Indian ADR's recovered partly from Monday's losses, yesterday. The recovery was led by ICICI Bank and HDFC Bank with the former closing with gains of nearly 4 per cent and the latter closing 3 per cent higher. Technology ADR's also had a good day led by Infosys and Satyam, which gained close to 2 per cent each. Wipro also managed to close with gains. VSNL continued its downtrend, losing another 2 per cent yesterday. Dr. Reddy's was the other loser, closing over half a per cent lower.

The ministry of petroleum has indicated that all the four PSU oil-marketing companies would become sick units under the BIFR norms, if fuel prices are not increased. These companies would erode their networth as losses are mounting because of under recoveries.

IBP's net worth would turn negative within the next two months followed by BPCL and HPCL, which will turn sick next year. Even Indian Oil would turn sick in another three years if the present scenario continues.

Oil PSU stocks opened the day on a weak note but recovered later as the markets gathered strength. HPCL led the recovery and closed the day with gains of well over 3 per cent. BPCL closed the day with gains of nearly 3 per cent while Indian Oil closed 2 per cent higher. ONGC was the sole loser among PSU oil stocks.

Tata Motors has indicated that the much talked about Rs1-lakh passenger car would be launched between 2007 and 2008. The company is ready to go in for tooling for the car and is expected to deploy innovative manufacturing techniques to keep costs down. The stock closed 2 per cent higher.

Tata Tea has confirmed that the company is looking for acquisition opportunities, either of brands or mid-sized companies, in north or South America. The size of the deal could be as high as $1 billion and the company has reportedly set aside Rs500 crore for this purpose. The stock closed over 3 per cent higher.

Sun Pharmaceuticals has acquired a stake in Hungary-based ICN from a US pharmaceutical company Valeant. The Hungarian company manufactures raw materials and offers Sun a ready entry into the European generics market. The stock closed 3 per cent higher.

Bharti TeleVentures gained over 4 per cent on healthy subscriber additions during the month of July. The company added over five lakh new customers during the month, the highest by any telecom operator.

Technology stocks surged ahead led by Satyam Computers, which gained over 5 per cent. TCS and Infosys gained over to 2 per cent each while Wipro gained well over a per cent.

TCS announced a strategic tie-up with BindView, an international provider of technology security solutions.

Metal stocks had a good day led by SAIL, which closed with gains of over 4 per cent. Tata Steel closed almost 3 per cent higher while Hindalco gained 2 per cent.
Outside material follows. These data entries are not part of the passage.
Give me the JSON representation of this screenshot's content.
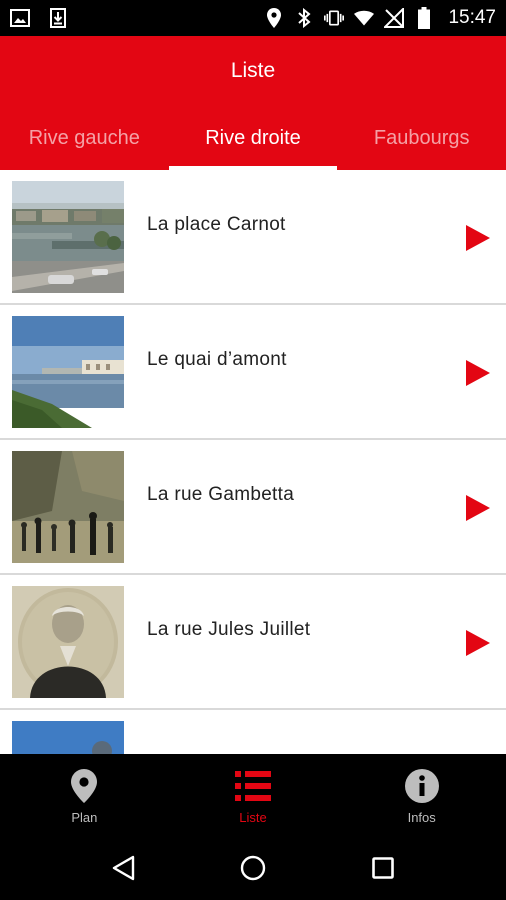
{
  "status_bar": {
    "time": "15:47",
    "icons_left": [
      "image-icon",
      "download-icon"
    ],
    "icons_right": [
      "location-icon",
      "bluetooth-icon",
      "vibrate-icon",
      "wifi-icon",
      "no-signal-icon",
      "battery-icon"
    ]
  },
  "header": {
    "title": "Liste",
    "tabs": [
      {
        "label": "Rive gauche",
        "active": false
      },
      {
        "label": "Rive droite",
        "active": true
      },
      {
        "label": "Faubourgs",
        "active": false
      }
    ]
  },
  "list": {
    "items": [
      {
        "title": "La place Carnot",
        "thumbnail": "harbor-photo"
      },
      {
        "title": "Le quai d’amont",
        "thumbnail": "river-photo"
      },
      {
        "title": "La rue Gambetta",
        "thumbnail": "painting-photo"
      },
      {
        "title": "La rue Jules Juillet",
        "thumbnail": "portrait-photo"
      },
      {
        "title": "",
        "thumbnail": "sky-photo"
      }
    ]
  },
  "bottom_nav": {
    "items": [
      {
        "label": "Plan",
        "icon": "map-pin-icon",
        "active": false
      },
      {
        "label": "Liste",
        "icon": "list-icon",
        "active": true
      },
      {
        "label": "Infos",
        "icon": "info-icon",
        "active": false
      }
    ]
  },
  "colors": {
    "accent": "#e30613",
    "status_bar": "#000000",
    "nav_inactive": "#bdbdbd"
  }
}
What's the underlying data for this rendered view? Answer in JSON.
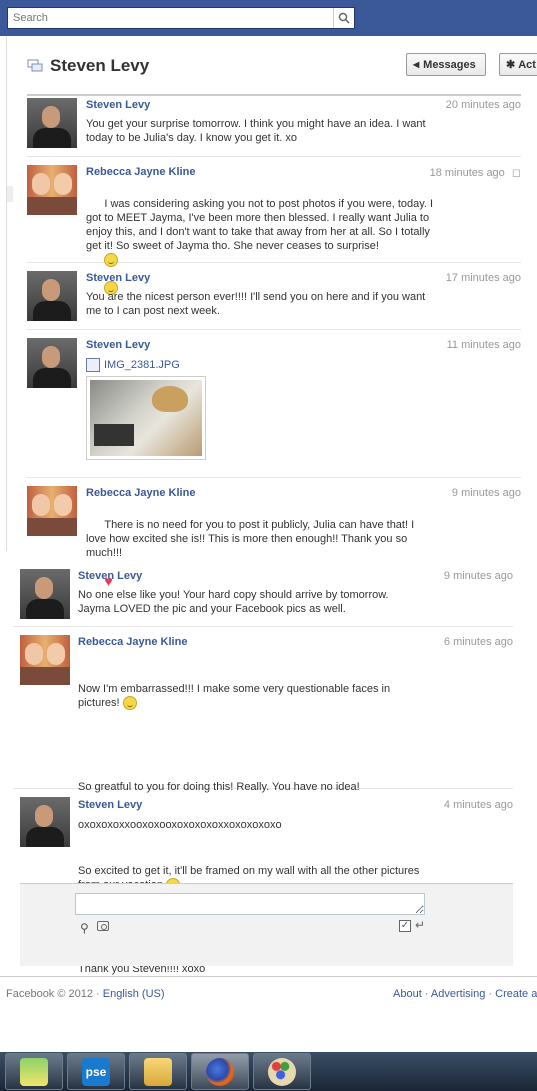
{
  "search": {
    "placeholder": "Search"
  },
  "thread": {
    "title": "Steven Levy",
    "messages_button": "Messages",
    "actions_button": "Act"
  },
  "messages": [
    {
      "author": "Steven Levy",
      "time": "20 minutes ago",
      "text": "You get your surprise tomorrow. I think you might have an idea. I want today to be Julia's day. I know you get it. xo"
    },
    {
      "author": "Rebecca Jayne Kline",
      "time": "18 minutes ago",
      "text": "I was considering asking you not to post photos if you were, today. I got to MEET Jayma, I've been more then blessed. I really want Julia to enjoy this, and I don't want to take that away from her at all. So I totally get it! So sweet of Jayma tho. She never ceases to surprise!"
    },
    {
      "author": "Steven Levy",
      "time": "17 minutes ago",
      "text": "You are the nicest person ever!!!! I'll send you on here and if you want me to I can post next week."
    },
    {
      "author": "Steven Levy",
      "time": "11 minutes ago",
      "attachment": "IMG_2381.JPG"
    },
    {
      "author": "Rebecca Jayne Kline",
      "time": "9 minutes ago",
      "text": "There is no need for you to post it publicly, Julia can have that! I love how excited she is!! This is more then enough!! Thank you so much!!!"
    },
    {
      "author": "Steven Levy",
      "time": "9 minutes ago",
      "text": "No one else like you! Your hard copy should arrive by tomorrow. Jayma LOVED the pic and your Facebook pics as well."
    },
    {
      "author": "Rebecca Jayne Kline",
      "time": "6 minutes ago",
      "text_lines": [
        "Now I'm embarrassed!!! I make some very questionable faces in pictures!",
        "So greatful to you for doing this! Really. You have no idea!",
        "So excited to get it, it'll be framed on my wall with all the other pictures from our vacation",
        "Thank you Steven!!!! xoxo"
      ]
    },
    {
      "author": "Steven Levy",
      "time": "4 minutes ago",
      "text": "oxoxoxoxxooxoxooxoxoxoxoxxoxoxoxoxo"
    }
  ],
  "footer": {
    "copyright": "Facebook © 2012 ·",
    "language": "English (US)",
    "about": "About",
    "advertising": "Advertising",
    "create": "Create a"
  },
  "taskbar": {
    "pse_label": "pse"
  }
}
Among the smaller steel stocks, Essar Steel, Ispat Industries and JSW Steel all closed with gains.

Maruti and Bajaj Auto were among the losers today closing the day with losses of over a per cent each.

Mid-Cap Action

Mid-caps also bounced back smartly on frenzied buying in most of the actively traded counters. Market breadth was also highly positive. The CNX Mid-Cap 100 index closed the day at 3559, a gain of 66 points or close to 2 per cent.
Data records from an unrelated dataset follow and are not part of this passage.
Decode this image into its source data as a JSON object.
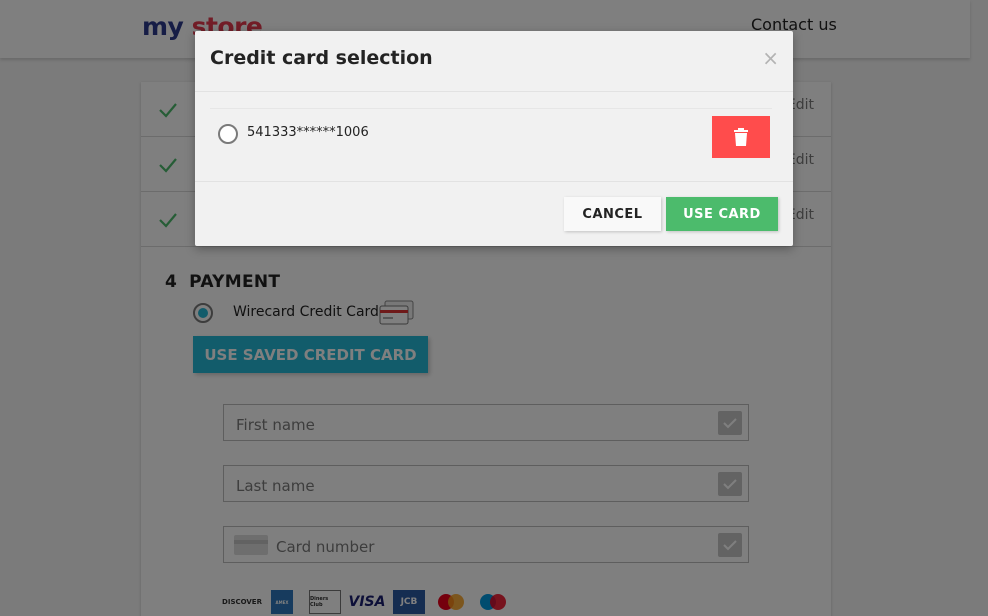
{
  "header": {
    "logo_part1": "my",
    "logo_part2": "store",
    "contact": "Contact us"
  },
  "steps": [
    {
      "edit": "Edit"
    },
    {
      "edit": "Edit"
    },
    {
      "edit": "Edit"
    }
  ],
  "payment": {
    "step_number": "4",
    "title": "PAYMENT",
    "method_label": "Wirecard Credit Card",
    "use_saved_label": "USE SAVED CREDIT CARD",
    "fields": {
      "first_name": "First name",
      "last_name": "Last name",
      "card_number": "Card number"
    },
    "brands": [
      "DISCOVER",
      "AMEX",
      "Diners Club",
      "VISA",
      "JCB",
      "mastercard",
      "maestro"
    ]
  },
  "modal": {
    "title": "Credit card selection",
    "close": "×",
    "card_number": "541333******1006",
    "cancel_label": "CANCEL",
    "use_label": "USE CARD"
  },
  "colors": {
    "accent": "#25b9d7",
    "success": "#4cbb6c",
    "danger": "#ff4c4c"
  }
}
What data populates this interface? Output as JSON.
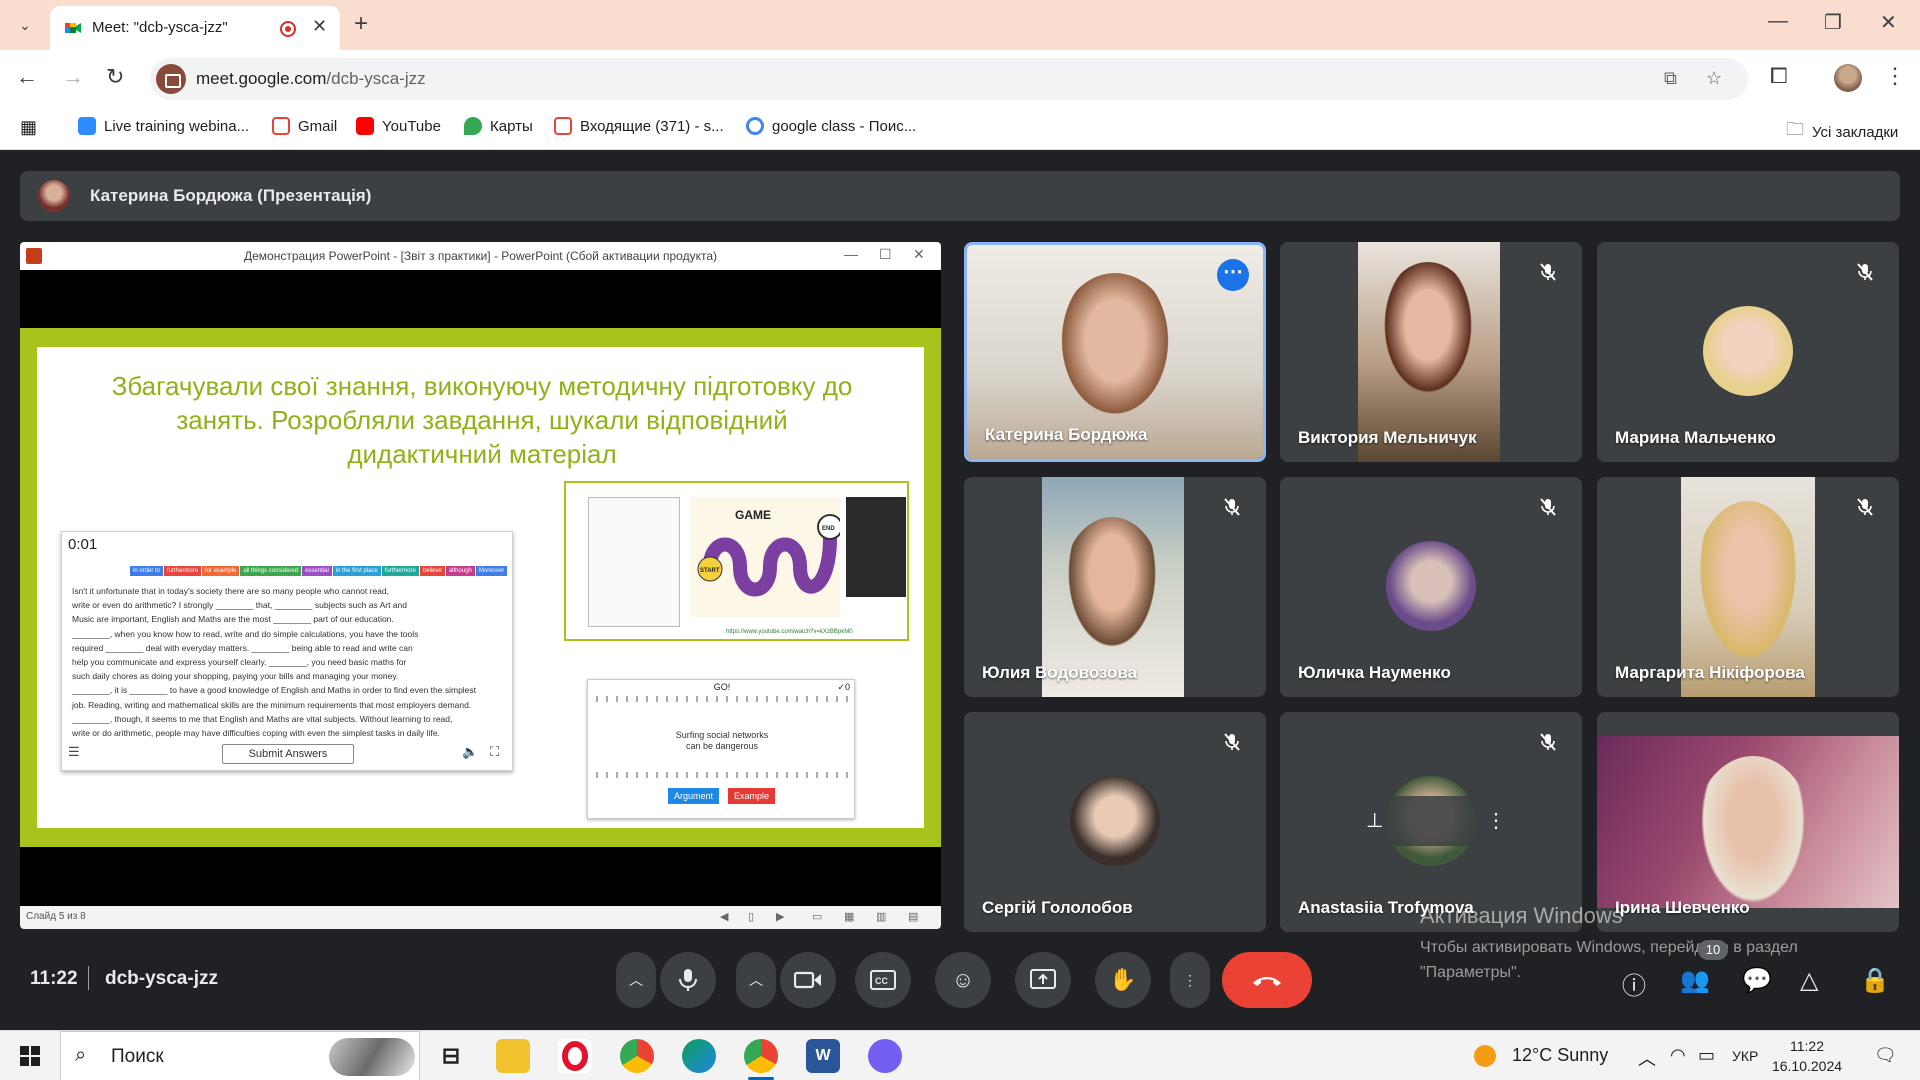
{
  "browser": {
    "tab_title": "Meet: \"dcb-ysca-jzz\"",
    "url_host": "meet.google.com",
    "url_path": "/dcb-ysca-jzz",
    "bookmarks": [
      {
        "label": "Live training webina...",
        "icon": "zoom-icon",
        "color": "#2d8cff"
      },
      {
        "label": "Gmail",
        "icon": "gmail-icon",
        "color": "#ea4335"
      },
      {
        "label": "YouTube",
        "icon": "youtube-icon",
        "color": "#ff0000"
      },
      {
        "label": "Карты",
        "icon": "maps-icon",
        "color": "#34a853"
      },
      {
        "label": "Входящие (371) - s...",
        "icon": "gmail-icon",
        "color": "#ea4335"
      },
      {
        "label": "google class - Поис...",
        "icon": "google-icon",
        "color": "#4285f4"
      }
    ],
    "all_bookmarks": "Усі закладки"
  },
  "meet": {
    "presenter_label": "Катерина Бордюжа (Презентація)",
    "ppt_window_title": "Демонстрация PowerPoint - [Звіт з практики] - PowerPoint (Сбой активации продукта)",
    "slide": {
      "heading": "Збагачували свої знання, виконуючу методичну підготовку до занять. Розробляли завдання, шукали відповідний дидактичний матеріал",
      "worksheet": {
        "timer": "0:01",
        "words": [
          "in order to",
          "furthermore",
          "for example",
          "all things considered",
          "essential",
          "in the first place",
          "furthermore",
          "believe",
          "although",
          "Moreover"
        ],
        "text_lines": [
          "Isn't it unfortunate that in today's society there are so many people who cannot read,",
          "write or even do arithmetic? I strongly ________ that, ________ subjects such as Art and",
          "Music are important, English and Maths are the most ________ part of our education.",
          "________, when you know how to read, write and do simple calculations, you have the tools",
          "required ________ deal with everyday matters. ________ being able to read and write can",
          "help you communicate and express yourself clearly. ________, you need basic maths for",
          "such daily chores as doing your shopping, paying your bills and managing your money.",
          "________, it is ________ to have a good knowledge of English and Maths in order to find even the simplest",
          "job. Reading, writing and mathematical skills are the minimum requirements that most employers demand.",
          "________, though, it seems to me that English and Maths are vital subjects. Without learning to read,",
          "write or do arithmetic, people may have difficulties coping with even the simplest tasks in daily life."
        ],
        "submit_label": "Submit Answers"
      },
      "game": {
        "board_title": "GAME",
        "start": "START",
        "end": "END",
        "link": "https://www.youtube.com/watch?v=kXzBBpkM0"
      },
      "argument_game": {
        "go": "GO!",
        "score": "✓0",
        "statement_line1": "Surfing social networks",
        "statement_line2": "can be dangerous",
        "argument_label": "Argument",
        "example_label": "Example"
      }
    },
    "ppt_status": "Слайд 5 из 8",
    "participants": [
      {
        "name": "Катерина Бордюжа",
        "muted": false,
        "active": true
      },
      {
        "name": "Виктория Мельничук",
        "muted": true
      },
      {
        "name": "Марина Мальченко",
        "muted": true
      },
      {
        "name": "Юлия Водовозова",
        "muted": true
      },
      {
        "name": "Юличка Науменко",
        "muted": true
      },
      {
        "name": "Маргарита Нікіфорова",
        "muted": true
      },
      {
        "name": "Сергій Гололобов",
        "muted": true
      },
      {
        "name": "Anastasiia Trofymova",
        "muted": true
      },
      {
        "name": "Ірина Шевченко",
        "muted": false
      }
    ],
    "time": "11:22",
    "meeting_code": "dcb-ysca-jzz",
    "people_count": "10",
    "colors": {
      "end_call": "#ea4335",
      "active_border": "#8ab4f8",
      "slide_accent": "#a8c41c"
    }
  },
  "windows": {
    "activation_title": "Активация Windows",
    "activation_text": "Чтобы активировать Windows, перейдите в раздел \"Параметры\".",
    "search_placeholder": "Поиск",
    "weather": "12°C  Sunny",
    "language": "УКР",
    "clock_time": "11:22",
    "clock_date": "16.10.2024"
  }
}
The UB Group would merge all its liquor businesses under UB Spirits, including the businesses acquired by the group from Shaw Wallace. The process would be completed by March of next year and the merged company would be listed subsequently.

Travel company Thomas Cook denied media reports that its parent company is planning to sell its stake in the company. The reports mentioned that Kotak Mahindra Capital has been given the mandate to sell the 60 per cent stake held by the parent company in Thomas Cook India.

Two-wheeler manufacturer LML expects to return to profitability in the last quarter of the current year. The company had been posting losses for the last three years as scooter sales dropped substantially. The company expects motorcycle sales to pick up and has launched many models recently.

Ingersoll Rand was locked in the 20 per cent upper circuit after its US parent announced that it would acquire the outstanding public holding in the company through a reverse book building process. The parent holds 74 per cent stake at present.